= Andy Frost (autosports) =

British mechanic (born 1961)

Andy Frost is an automotive mechanic, speed enthusiast, international drag racer and owner of the Red Victor 2. He was born in Walsall, England on July 4, 1961.

==Career==
Frost has won multiple awards (race), including the 1996 street eliminator series. He was runner up for the same prize in 2006 and 2007. He was also the co-creator of the World Street Race along with Trish Biro. He is a transmission specialist by trade.

==Red Victor==

The 'Red Victor 2' is Andy Frost's ongoing project car. In a video on YouTube.com he estimates over £100,000 or around $200,000 Canadian of work has been done to the 1972 Vauxhall Victor. Included in the parts added is a twin-turbo 9.3 liter engine and a custom-built transmission designed by Frost and Penn Auto. The vehicle is "as aerodynamic as a brick", but is capable of reaching 189 mi/h on the track with the help of the 2100 bhp power plant and a long list of modifications.

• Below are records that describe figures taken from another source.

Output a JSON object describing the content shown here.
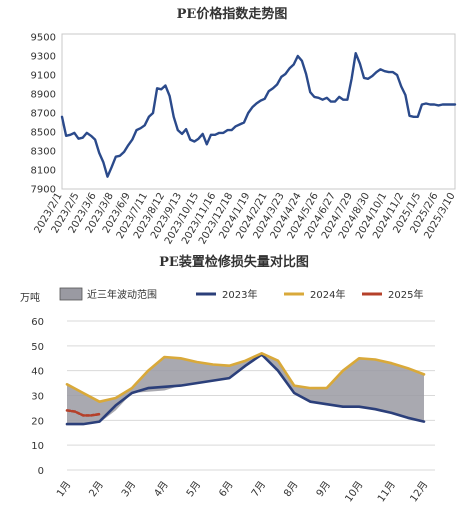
{
  "chart_data": [
    {
      "type": "line",
      "title": "PE价格指数走势图",
      "xlabel": "",
      "ylabel": "",
      "ylim": [
        7900,
        9500
      ],
      "yticks": [
        7900,
        8100,
        8300,
        8500,
        8700,
        8900,
        9100,
        9300,
        9500
      ],
      "xtick_labels": [
        "2023/2/1",
        "2023/2/5",
        "2023/3/6",
        "2023/3/8",
        "2023/6/9",
        "2023/7/11",
        "2023/8/12",
        "2023/9/13",
        "2023/10/15",
        "2023/11/16",
        "2023/12/18",
        "2024/1/19",
        "2024/2/21",
        "2024/3/23",
        "2024/4/24",
        "2024/5/26",
        "2024/6/27",
        "2024/7/29",
        "2024/8/30",
        "2024/10/1",
        "2024/11/2",
        "2025/1/5",
        "2025/2/6",
        "2025/3/10"
      ],
      "grid": false,
      "series": [
        {
          "color": "#2b4a8b",
          "x": [
            0,
            1,
            2,
            3,
            4,
            5,
            6,
            7,
            8,
            9,
            10,
            11,
            12,
            13,
            14,
            15,
            16,
            17,
            18,
            19,
            20,
            21,
            22,
            23,
            24,
            25,
            26,
            27,
            28,
            29,
            30,
            31,
            32,
            33,
            34,
            35,
            36,
            37,
            38,
            39,
            40,
            41,
            42,
            43,
            44,
            45,
            46,
            47,
            48,
            49,
            50,
            51,
            52,
            53,
            54,
            55,
            56,
            57,
            58,
            59,
            60,
            61,
            62,
            63,
            64,
            65,
            66,
            67,
            68,
            69,
            70,
            71,
            72,
            73,
            74,
            75,
            76,
            77,
            78,
            79,
            80,
            81,
            82,
            83,
            84,
            85,
            86,
            87,
            88,
            89,
            90,
            91,
            92,
            93,
            94,
            95
          ],
          "values": [
            8660,
            8460,
            8470,
            8490,
            8430,
            8440,
            8490,
            8460,
            8420,
            8280,
            8180,
            8030,
            8130,
            8240,
            8250,
            8290,
            8360,
            8420,
            8520,
            8540,
            8570,
            8660,
            8700,
            8960,
            8950,
            8990,
            8880,
            8660,
            8520,
            8480,
            8530,
            8420,
            8400,
            8430,
            8480,
            8370,
            8470,
            8470,
            8490,
            8490,
            8520,
            8520,
            8560,
            8580,
            8600,
            8700,
            8760,
            8800,
            8830,
            8850,
            8930,
            8960,
            9000,
            9080,
            9110,
            9170,
            9210,
            9300,
            9250,
            9110,
            8920,
            8870,
            8860,
            8840,
            8860,
            8820,
            8820,
            8870,
            8840,
            8840,
            9060,
            9330,
            9220,
            9070,
            9060,
            9090,
            9130,
            9160,
            9140,
            9130,
            9130,
            9100,
            8980,
            8890,
            8670,
            8660,
            8660,
            8790,
            8800,
            8790,
            8790,
            8780,
            8790,
            8790,
            8790,
            8790
          ]
        }
      ]
    },
    {
      "type": "line",
      "title": "PE装置检修损失量对比图",
      "ylabel": "万吨",
      "xlabel": "",
      "ylim": [
        0,
        60
      ],
      "yticks": [
        0,
        10,
        20,
        30,
        40,
        50,
        60
      ],
      "categories": [
        "1月",
        "2月",
        "3月",
        "4月",
        "5月",
        "6月",
        "7月",
        "8月",
        "9月",
        "10月",
        "11月",
        "12月"
      ],
      "legend_position": "top",
      "grid": true,
      "band": {
        "name": "近三年波动范围",
        "color": "#9a9aa2",
        "x": [
          0,
          0.5,
          1,
          1.5,
          2,
          2.5,
          3,
          3.5,
          4,
          4.5,
          5,
          5.5,
          6,
          6.5,
          7,
          7.5,
          8,
          8.5,
          9,
          9.5,
          10,
          10.5,
          11
        ],
        "upper": [
          34.5,
          31,
          27.5,
          29,
          33,
          40,
          45.5,
          45,
          43.5,
          42.5,
          42,
          44,
          47,
          44,
          34,
          33,
          33,
          40,
          45,
          44.5,
          43,
          41,
          38.5
        ],
        "lower": [
          18.5,
          18.5,
          19,
          24,
          31,
          31.5,
          32,
          34,
          35,
          36,
          37,
          42,
          46.5,
          40,
          31,
          27.5,
          26,
          25.5,
          25.5,
          24.5,
          23,
          21,
          19.5
        ]
      },
      "series": [
        {
          "name": "2023年",
          "color": "#2b3f7a",
          "x": [
            0,
            0.5,
            1,
            1.5,
            2,
            2.5,
            3,
            3.5,
            4,
            4.5,
            5,
            5.5,
            6,
            6.5,
            7,
            7.5,
            8,
            8.5,
            9,
            9.5,
            10,
            10.5,
            11
          ],
          "values": [
            18.5,
            18.5,
            19.5,
            26,
            31,
            33,
            33.5,
            34,
            35,
            36,
            37,
            42,
            46.5,
            40,
            31,
            27.5,
            26.5,
            25.5,
            25.5,
            24.5,
            23,
            21,
            19.5
          ]
        },
        {
          "name": "2024年",
          "color": "#d9a93a",
          "x": [
            0,
            0.5,
            1,
            1.5,
            2,
            2.5,
            3,
            3.5,
            4,
            4.5,
            5,
            5.5,
            6,
            6.5,
            7,
            7.5,
            8,
            8.5,
            9,
            9.5,
            10,
            10.5,
            11
          ],
          "values": [
            34.5,
            31,
            27.5,
            29,
            33,
            40,
            45.5,
            45,
            43.5,
            42.5,
            42,
            44,
            47,
            44,
            34,
            33,
            33,
            40,
            45,
            44.5,
            43,
            41,
            38.5
          ]
        },
        {
          "name": "2025年",
          "color": "#b5402a",
          "x": [
            0,
            0.25,
            0.5,
            0.75,
            1
          ],
          "values": [
            24,
            23.5,
            22,
            22,
            22.5
          ]
        }
      ]
    }
  ]
}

Andy originally purchased the car for only £60 in 1981. He is now driving the Red Victor 3 which is the former world's quickest and fastest street-legal car in the 1/4 mile.

On September 13, 2014, during Hot Rod Magazine's Drag Week, Larry Larson took the world record street-legal ET with a time of 6.163, but did not beat the 230-mph record. This was later exceeded further with a 5:95 1/4 mile at 244 mph.